Comment traiter avec des terroristes ? Entretien avec Laurent Combalbert

Quand et comment convient-il de négocier 
avec des kidnappeurs ou des forcenés ?

Pour désigner les tractations qui peuvent intervenir dans des situations tendues, comme des prises d’otages, des séquestrations, des conflits sociaux violents, on parle de « négociations de crise ». Quelles sont leurs particularités ?
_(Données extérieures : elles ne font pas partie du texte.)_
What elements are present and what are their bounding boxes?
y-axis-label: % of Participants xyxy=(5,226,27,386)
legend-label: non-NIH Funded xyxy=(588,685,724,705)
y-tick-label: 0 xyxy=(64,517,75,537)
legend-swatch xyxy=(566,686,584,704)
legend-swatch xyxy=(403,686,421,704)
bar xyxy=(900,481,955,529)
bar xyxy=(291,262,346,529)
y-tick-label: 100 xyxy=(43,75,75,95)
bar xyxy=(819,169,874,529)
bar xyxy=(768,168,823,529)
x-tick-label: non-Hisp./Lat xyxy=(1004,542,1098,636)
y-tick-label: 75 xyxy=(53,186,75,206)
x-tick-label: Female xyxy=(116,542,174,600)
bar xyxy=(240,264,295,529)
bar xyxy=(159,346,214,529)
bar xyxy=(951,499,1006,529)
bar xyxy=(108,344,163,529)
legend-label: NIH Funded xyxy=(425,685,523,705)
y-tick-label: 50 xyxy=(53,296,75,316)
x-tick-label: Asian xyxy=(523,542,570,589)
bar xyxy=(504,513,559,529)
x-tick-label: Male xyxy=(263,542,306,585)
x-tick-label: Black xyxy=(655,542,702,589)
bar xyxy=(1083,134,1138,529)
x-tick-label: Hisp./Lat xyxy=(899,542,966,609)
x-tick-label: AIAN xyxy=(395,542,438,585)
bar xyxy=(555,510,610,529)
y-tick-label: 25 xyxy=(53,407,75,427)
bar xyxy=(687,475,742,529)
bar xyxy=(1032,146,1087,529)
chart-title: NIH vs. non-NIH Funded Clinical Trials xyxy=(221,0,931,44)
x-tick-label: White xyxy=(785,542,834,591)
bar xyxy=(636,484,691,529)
Ce terme a été utilisé par les services de police. Mais je lui préfère celui de « négociation complexe ». Pourquoi ? Parce que ce qui caractérise le mieux ces situations, c’est la présence d’une grande incertitude, d’une issue aléatoire. Dans une transaction immobilière, le degré d’incertitude n’est pas très élevé : l’acheteur peut renoncer, ou le vendeur refuser l’offre, on se sépare et la vente continue. Dans une prise d’otage, ou face à un forcené, tout peut arriver, et c’est le cas aussi dans certaines situations de conflits sociaux graves, voire dans des négociations commerciales à très fort enjeu. Disons que la notion de « complexité » permet d’élargir le champ de compétence des négociateurs professionnels. La présence d’une menace violente ou d’une forte contrainte n’est pas la seule singularité des négociations dites complexes. Mais dès lors que cette menace violente existe, la négociation est dite complexe.

Quel est le but de négocier dans ces circonstances ? Trouver un moyen terme ou vaincre l’adversaire ?

La négociation a toujours pour but d’obtenir un résultat qui satisfasse les parties prenantes en présence. Que ce soit avec un forcené ou un preneur d’otage, ou un adversaire commercial coriace, l’objectif est le même. Il y a de fait un autre usage possible de la négociation qui a pour but d’affaiblir l’adversaire, et pour cela de faire usage du mensonge et de la tromperie. À mes yeux, cela devrait s’appeler de la manipulation et cela a des conséquences négatives, notamment celle de dévaloriser le recours à la négociation. La doctrine que je défends au sein du réseau ADN est différente : nous cherchons à montrer que les situations les plus extrêmes sont susceptibles d’être dénouées par une négociation honnête.